If you’re unfamiliar with za’atar, it’s a seasoning blend that has a ton of flavor and is super versatile. Za’atar is most commonly used in Middle Eastern cuisine. It’s a blend of marjoram, thyme, and oregano, sumac, and toasted sesame seeds which give it a nutty flavor. The sumac in za’atar lends a beautifully tart flavor which is perfect for this salad.
This farro salad recipe is actually one of my mom’s creations! She’s a genius in the kitchen and I attribute my love of cooking to her alone. I had the pleasure of eating and photographing this salad when my parents came to visit us recently.
The salad is a delectable combination of tangy, chewy, and crunchy, with a bright and fresh flavor. It has tons of protein thanks to the farro, garbanzo beans and feta, which makes it a perfect vegetarian lunch or dinner. You could also serve it as a flavorful side dish.
Have you tried farro yet? Farro is an ancient wheat grain, so it’s not gluten-free by the way, and contains 6 grams of protein per serving, along with generous amounts of fiber and nutrients. Farro has become my go-to grain for salads because of its size and chewy texture which complements crunchy vegetables. It leaves you very satisfied and full.
Loving this farro salad?
I have more farro salads for you! Try:
- Southwestern Farro Salad with Roasted Poblanos
- Zucchini Noodle Mason Jar Salad with Farro and Mozzarella
- Farro Salad with Chicken, Beets and Red Wine Vinaigrette
- Farro Salad with Bacon, Squash, and Dried Cranberries
- Kale Salad with Farro and Honey Dijon Dressing
- Farro Salad with Sundried Tomatoes, Spinach and Cashews from Cookin’ Canuck
- Brussels Sprouts and Farro Salad with Hazelnuts and Goat Cheese from Completely Delicious
Did you make this? Be sure to leave a review below and tag me @rachelcooksblog on Facebook, Instagram, or Pinterest!
For the Dressing:
- 4 tablespoons fresh lemon juice
- 5 tablespoons extra virgin olive oil
- 1 1/2 teaspoons za’atar seasoning
- Salt and pepper to taste
For the Salad:
- 1 cup farro, cooked according to package directions and cooled slightly
- 1 can garbanzo beans, rinsed and drained
- ½ cucumber, chopped
- 1 cup loosely packed parsley, chopped
- ¾ cup matchstick carrots
- 2 cups broccoli, cut into bite-sized pieces
- ½ cup feta cheese
- Whisk together dressing ingredients.
- Mix all ingredients, except feta cheese, together with the dressing. Sprinkle feta cheese on top prior to serving.

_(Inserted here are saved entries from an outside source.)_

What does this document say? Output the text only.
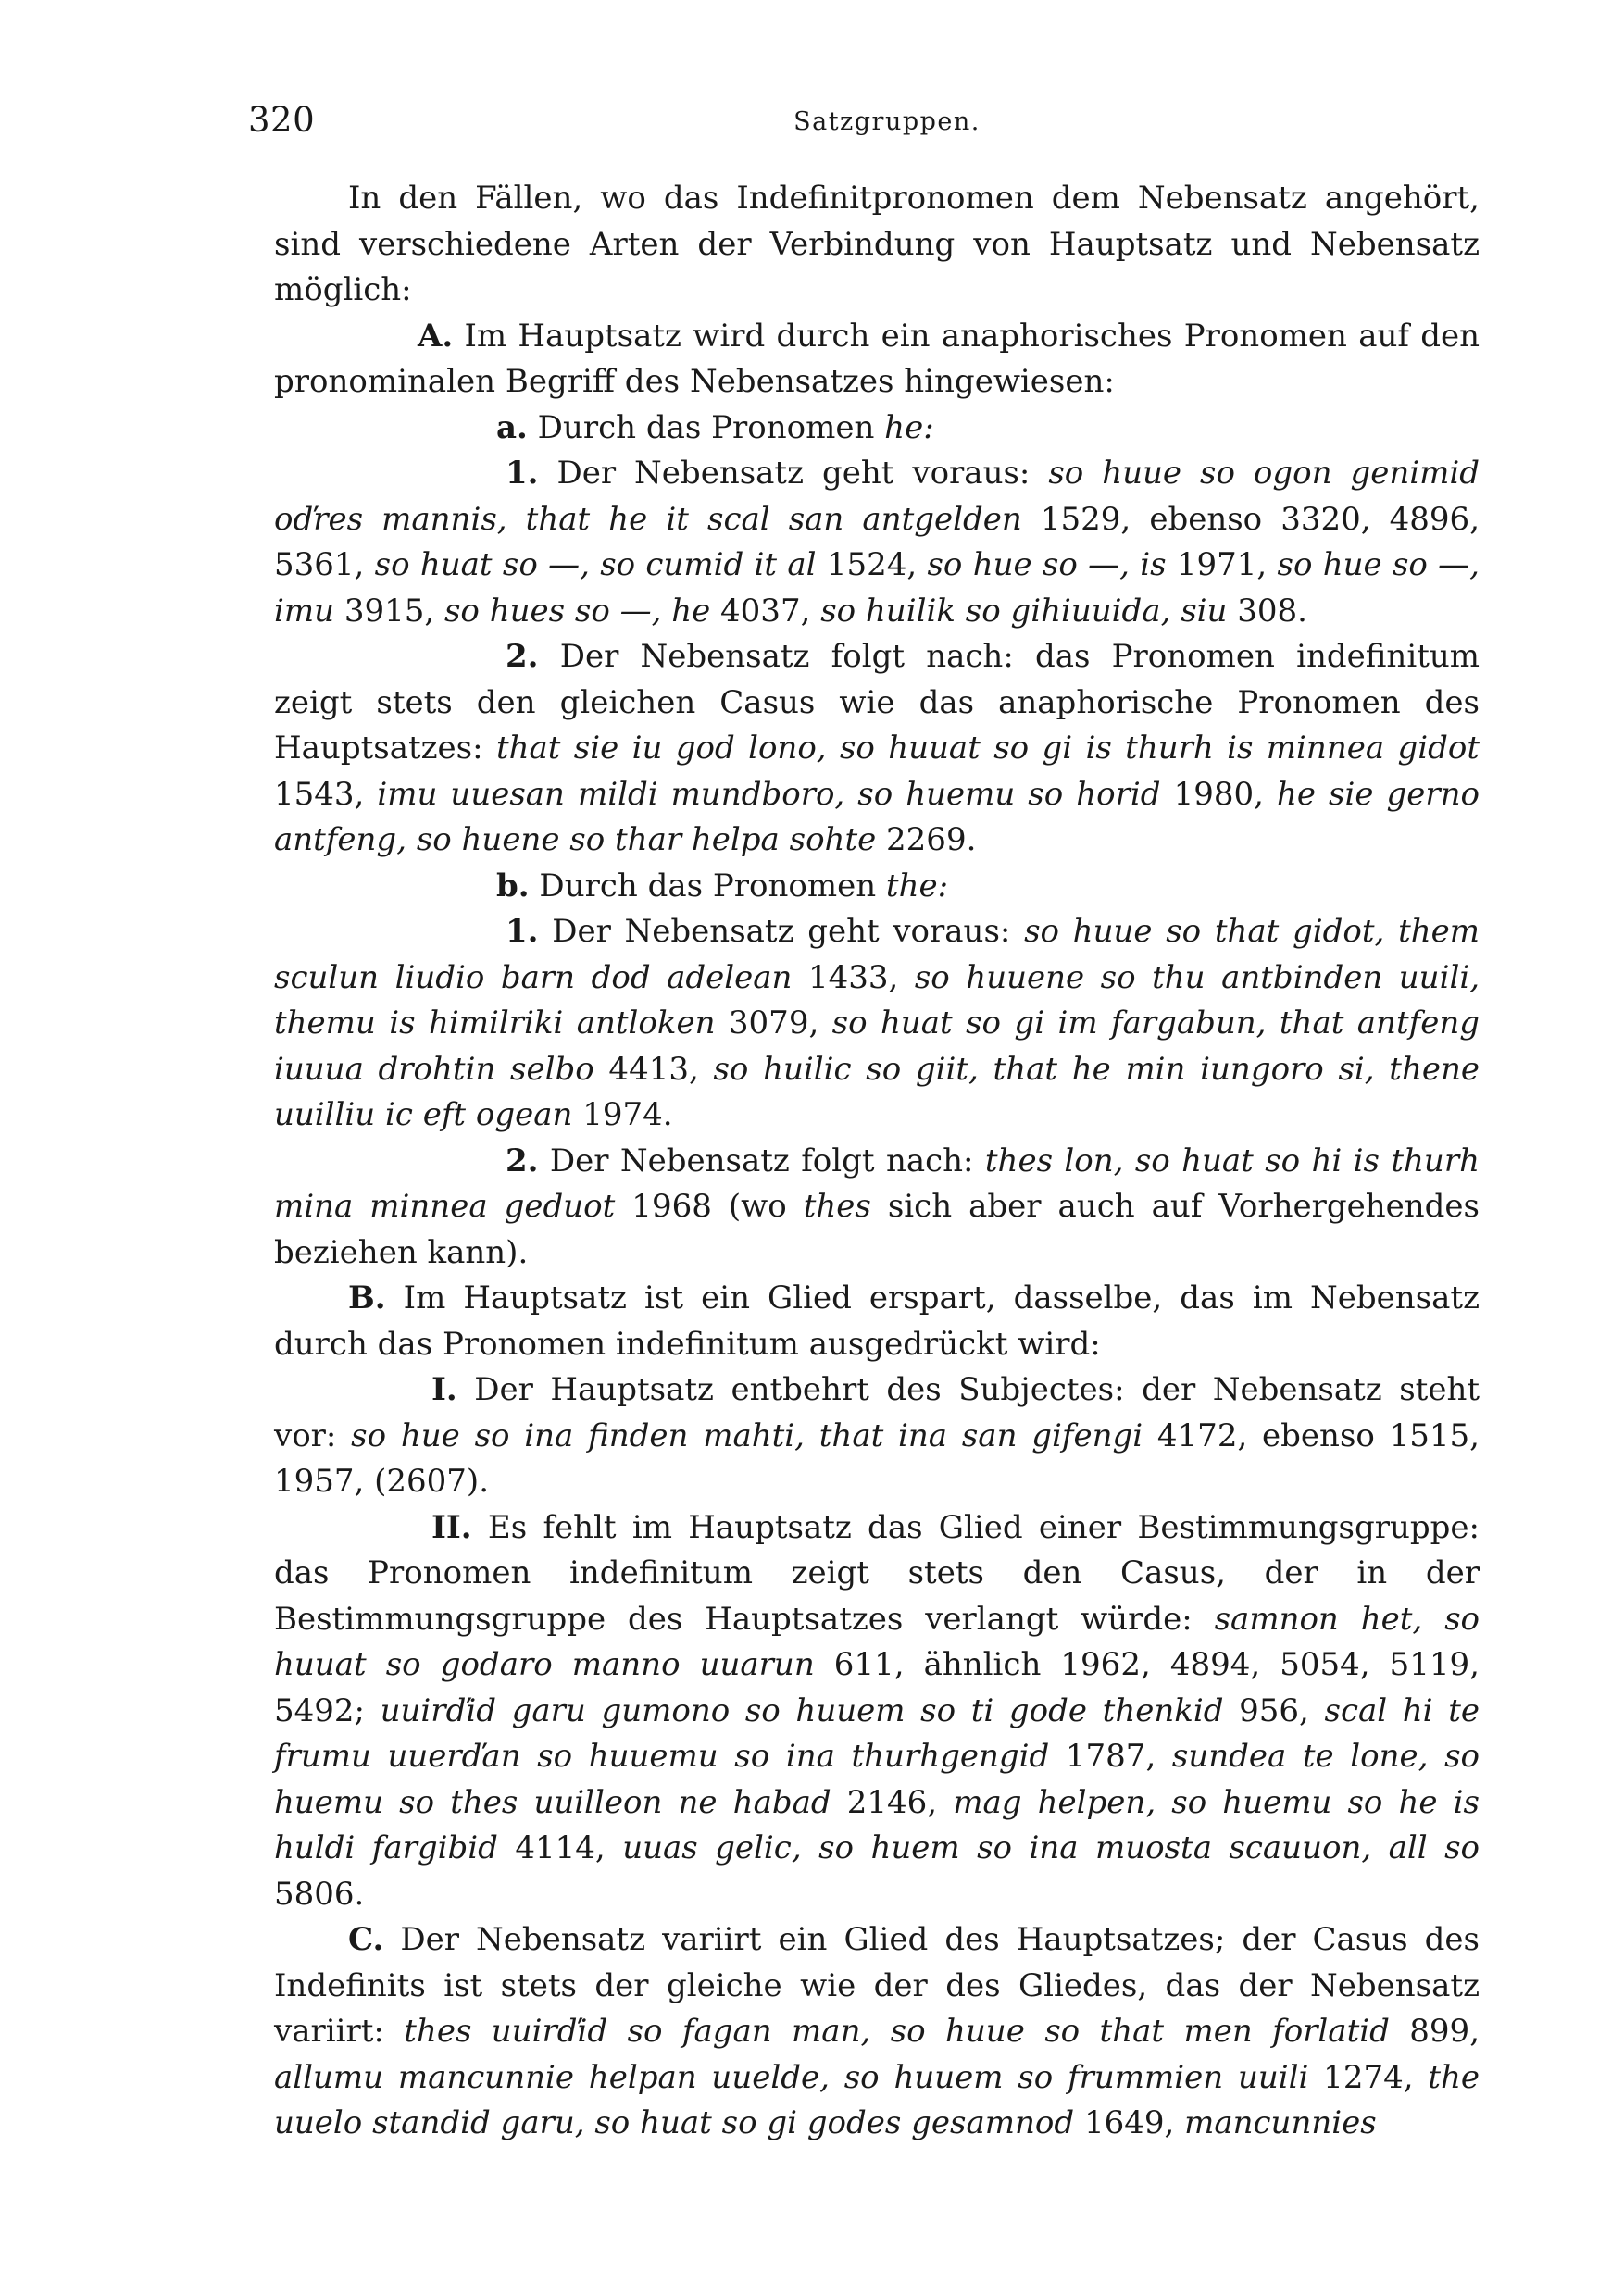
320	Satzgruppen.

In den Fällen, wo das Indefinitpronomen dem Nebensatz angehört, sind verschiedene Arten der Verbindung von Hauptsatz und Nebensatz möglich:

A. Im Hauptsatz wird durch ein anaphorisches Pronomen auf den pronominalen Begriff des Nebensatzes hingewiesen:

a. Durch das Pronomen he:

1. Der Nebensatz geht voraus: so huue so ogon genimid oďres mannis, that he it scal san antgelden 1529, ebenso 3320, 4896, 5361, so huat so —, so cumid it al 1524, so hue so —, is 1971, so hue so —, imu 3915, so hues so —, he 4037, so huilik so gihiuuida, siu 308.

2. Der Nebensatz folgt nach: das Pronomen indefinitum zeigt stets den gleichen Casus wie das anaphorische Pronomen des Hauptsatzes: that sie iu god lono, so huuat so gi is thurh is minnea gidot 1543, imu uuesan mildi mundboro, so huemu so horid 1980, he sie gerno antfeng, so huene so thar helpa sohte 2269.

b. Durch das Pronomen the:

1. Der Nebensatz geht voraus: so huue so that gidot, them sculun liudio barn dod adelean 1433, so huuene so thu antbinden uuili, themu is himilriki antloken 3079, so huat so gi im fargabun, that antfeng iuuua drohtin selbo 4413, so huilic so giit, that he min iungoro si, thene uuilliu ic eft ogean 1974.

2. Der Nebensatz folgt nach: thes lon, so huat so hi is thurh mina minnea geduot 1968 (wo thes sich aber auch auf Vorhergehendes beziehen kann).

B. Im Hauptsatz ist ein Glied erspart, dasselbe, das im Nebensatz durch das Pronomen indefinitum ausgedrückt wird:

I. Der Hauptsatz entbehrt des Subjectes: der Nebensatz steht vor: so hue so ina finden mahti, that ina san gifengi 4172, ebenso 1515, 1957, (2607).

II. Es fehlt im Hauptsatz das Glied einer Bestimmungsgruppe: das Pronomen indefinitum zeigt stets den Casus, der in der Bestimmungsgruppe des Hauptsatzes verlangt würde: samnon het, so huuat so godaro manno uuarun 611, ähnlich 1962, 4894, 5054, 5119, 5492; uuirďid garu gumono so huuem so ti gode thenkid 956, scal hi te frumu uuerďan so huuemu so ina thurhgengid 1787, sundea te lone, so huemu so thes uuilleon ne habad 2146, mag helpen, so huemu so he is huldi fargibid 4114, uuas gelic, so huem so ina muosta scauuon, all so 5806.

C. Der Nebensatz variirt ein Glied des Hauptsatzes; der Casus des Indefinits ist stets der gleiche wie der des Gliedes, das der Nebensatz variirt: thes uuirďid so fagan man, so huue so that men forlatid 899, allumu mancunnie helpan uuelde, so huuem so frummien uuili 1274, the uuelo standid garu, so huat so gi godes gesamnod 1649, mancunnies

This website provides approximate nutrition information for convenience and as a courtesy only. Nutrition data is gathered primarily from the USDA Food Composition Database, whenever available, or otherwise other online calculators.
Husband’s take: Ben was more than on board with this salad as well. Thumbs up all around!
Changes I would make: None are necessary, but it’s a salad! Feel free to swap out veggies for whatever you have in the house.
PS: Do you pronounce farro “fair-o” or “Far-o” or none of the above? I’m asking for a friend (wink, wink).